ANSEL ADAMS AT 100 As a young man, Ansel Adams wrote of a trip into the California mountains: "I was suddenly arrested in the long crunching path up the ridge by an exceedingly pointed awareness of the light. . . . I saw more clearly than I have ever seen before or since the minute detail of the grasses, the clusters of sand shifting in the wind . . . the motion of the high clouds streaming above the peaks. There are no words to convey the moods of those moments." Adams did write voluminously (letters, books, and technical guides), but he best captured those moods in his photographs. And though critics have tended to view his work with aloof admiration, he remains an artist whose highly personal visions of transcendent nature became, for better or worse, highly public icons of majestic America.
Ansel Adams at 100 (Little, Brown; $150) accompanies a show of the same name (now at the San Francisco Museum of Modern Art), and this austere, elegantly produced volume is its own work of art. John Szarkowski, director emeritus of the Department of Photography at The Museum of Modern Art, in New York, has made a selection of photographs that is, he writes, "a product of a thorough review of work that Adams, at various times in his career, considered important." There are the expected spectacular views of Yosemite's Half Dome and El Capitan, under brilliant sun and fulminating thunderheads; the piercingly clear winter sunrise over the Sierra Nevada; and the serene October moonrise (Halloween night, it's noted) over Hernandez, New Mexico. But there are also lesser-known images—such as rock formations of the Alabama Hills, in the eastern Sierra (top), and a low-key view of rain-covered grasses in Alaska. The book's portrait is not one of a famous photography titan but of a supremely gifted and disciplined artist whose expressions of spirit are, yes, sometimes heavy-handed, but many more times sublime.
— Andrew Long
GREAT MASTERS OF MEXICAN FOLK ART A bright compendium of work by contemporary artisans of Mexico. Among the most striking pieces are a tower of emerald-green glazed clay pots by Neftalí Ayungua Suárez and Francisco Coronel Navarro's fantastically colored wood chest. ABRAMS; $85.

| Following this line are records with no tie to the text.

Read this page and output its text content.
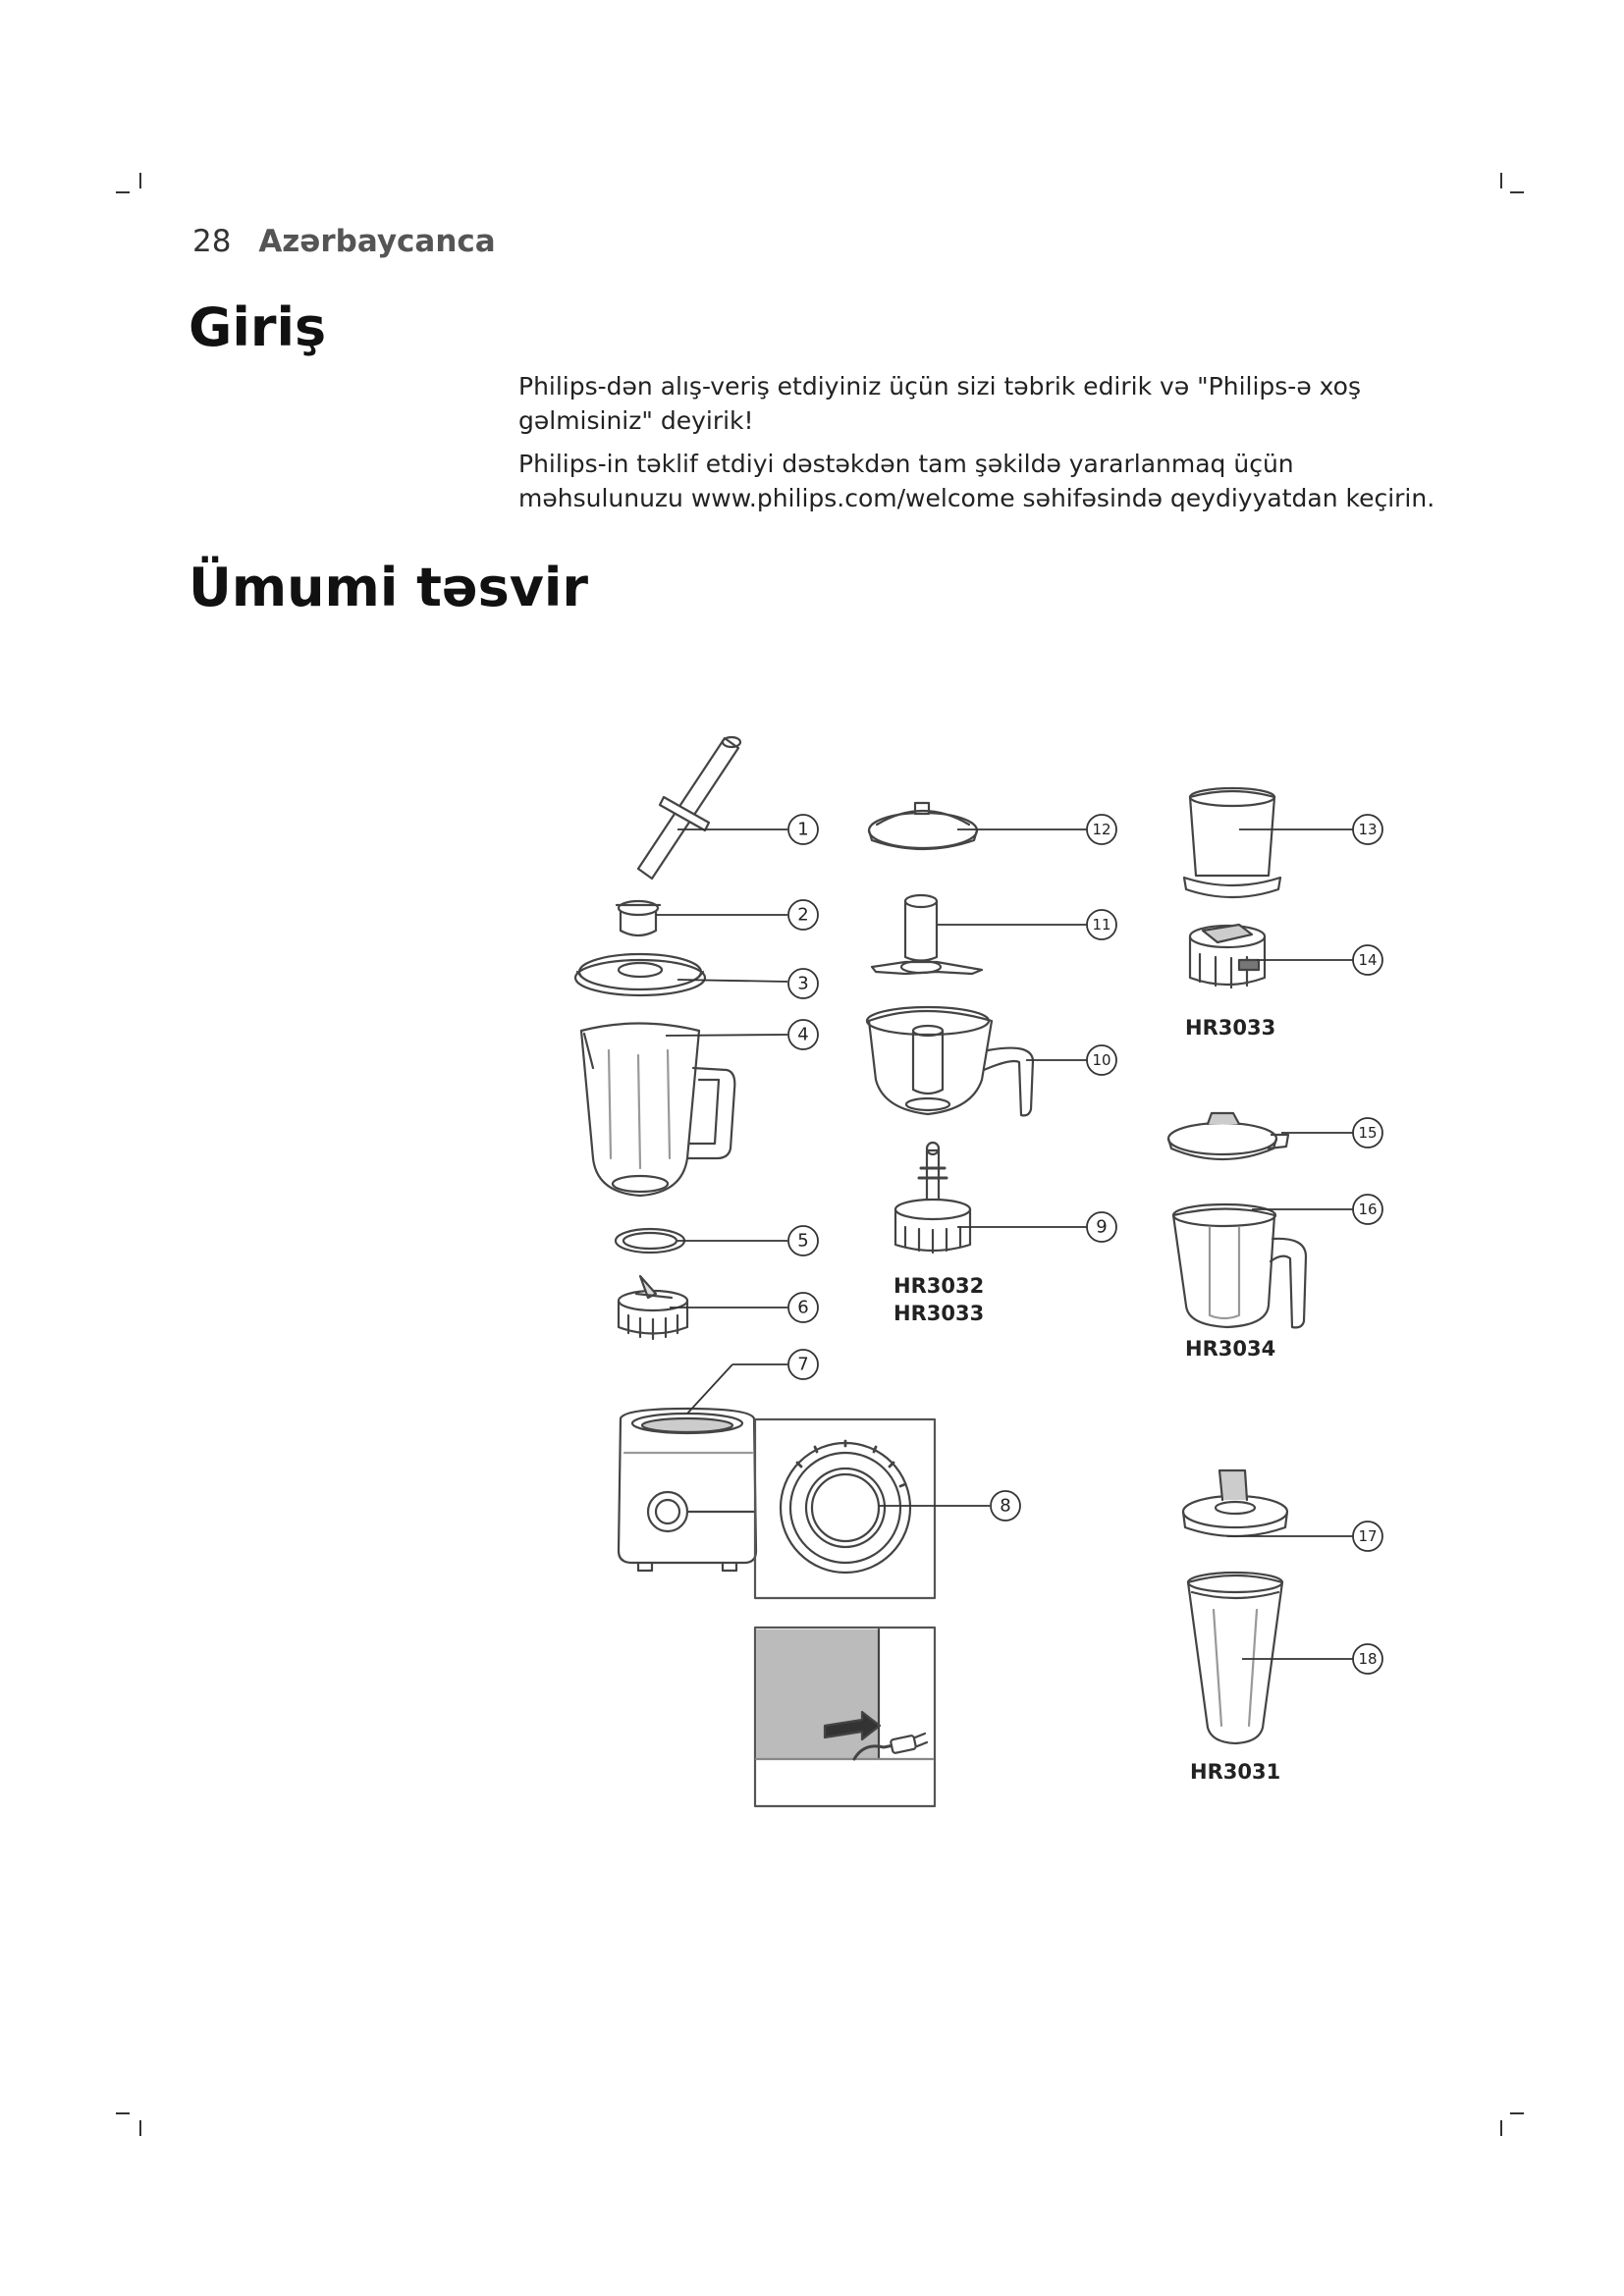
28 Azərbaycanca
Giriş

Philips-dən alış-veriş etdiyiniz üçün sizi təbrik edirik və "Philips-ə xoş gəlmisiniz" deyirik!

Philips-in təklif etdiyi dəstəkdən tam şəkildə yararlanmaq üçün məhsulunuzu www.philips.com/welcome səhifəsində qeydiyyatdan keçirin.

Ümumi təsvir
1
2
3
4
5
6
7
8
9
10
11
12	13
14
15
16
17
18
HR3032
HR3033
HR3033
HR3034
HR3031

ROBERT POLIDORI: HAVANA Photographer Polidori's seductive and moving album of crumbling facades along the Malecón; atmospheric interior views of grandly faded marble entrance halls, pastel bedrooms, and moldering living rooms; and still-running, pre-Revolutionary Fords, Oldsmobiles, and Chevrolets. STEIDL/D.A.P.; $75.

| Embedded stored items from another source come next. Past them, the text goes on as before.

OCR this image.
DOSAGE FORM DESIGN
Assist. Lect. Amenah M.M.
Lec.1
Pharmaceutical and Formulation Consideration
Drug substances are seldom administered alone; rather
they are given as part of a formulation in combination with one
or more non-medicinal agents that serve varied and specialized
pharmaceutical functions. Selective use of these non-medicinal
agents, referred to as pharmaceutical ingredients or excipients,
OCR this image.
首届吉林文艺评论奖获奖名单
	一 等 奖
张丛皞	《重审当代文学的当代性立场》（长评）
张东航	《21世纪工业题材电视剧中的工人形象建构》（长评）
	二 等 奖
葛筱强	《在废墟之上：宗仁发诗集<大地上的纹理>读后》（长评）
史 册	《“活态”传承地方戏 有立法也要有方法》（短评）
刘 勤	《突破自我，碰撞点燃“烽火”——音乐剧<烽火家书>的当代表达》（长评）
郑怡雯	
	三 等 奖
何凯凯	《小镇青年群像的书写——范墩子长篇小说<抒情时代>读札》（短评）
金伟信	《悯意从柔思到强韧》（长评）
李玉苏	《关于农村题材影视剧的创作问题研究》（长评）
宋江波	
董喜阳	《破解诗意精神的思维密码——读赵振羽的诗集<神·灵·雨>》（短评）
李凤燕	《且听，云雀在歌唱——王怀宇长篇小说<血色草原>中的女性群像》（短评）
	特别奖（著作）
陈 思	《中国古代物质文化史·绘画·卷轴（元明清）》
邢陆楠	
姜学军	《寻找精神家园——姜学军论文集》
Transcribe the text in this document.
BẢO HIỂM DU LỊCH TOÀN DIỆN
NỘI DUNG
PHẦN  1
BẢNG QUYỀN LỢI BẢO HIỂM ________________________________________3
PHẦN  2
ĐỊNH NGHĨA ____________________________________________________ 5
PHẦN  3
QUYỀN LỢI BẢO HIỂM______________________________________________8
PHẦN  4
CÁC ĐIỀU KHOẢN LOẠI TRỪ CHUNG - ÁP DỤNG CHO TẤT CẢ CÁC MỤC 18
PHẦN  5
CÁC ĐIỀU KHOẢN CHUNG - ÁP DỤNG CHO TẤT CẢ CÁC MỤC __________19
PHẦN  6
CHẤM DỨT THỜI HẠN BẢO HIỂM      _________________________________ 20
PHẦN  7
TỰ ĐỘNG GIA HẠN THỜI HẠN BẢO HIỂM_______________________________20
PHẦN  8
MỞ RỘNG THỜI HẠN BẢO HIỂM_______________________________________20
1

MANET: THE STILL-LIFE PAINTINGS A luminous collection of many of the 80 natures mortes—bouquets of peonies, a basket of strawberries, a salver of oysters avec Champagne—that the revolutionary French realist painted throughout his career. ABRAMS; $40.
ROMAN GARDENS A tour of 12 villas, from ruined imperial palaces on the Palatine to Renaissance masterworks by Bartolomeo Ammannati and Bramante. Art historian Marcello Fagiolo and photographer Roberto Schezen provide sumptuous images and descriptions. MONACELLI PRESS; $65.
INDIAN INTERIORS Photographer Deidi von Schaewen and journalist Sunil Sethi take readers on a private tour of India's varied and gilded homes, including one designed by Le Corbusier for a family of textile magnates in Ahmedabad. TASCHEN; $40.
FRANK LLOYD WRIGHT AND THE ART OF JAPAN Art historian Julia Meech examines the architect's lifelong fascination with Asian woodblock prints, folding screens, textiles, ceramics, sculptures, and carpets. Generously illustrated with prints and photographs from Wright's own collection. JAPAN SOCIETY/ABRAMS; $50.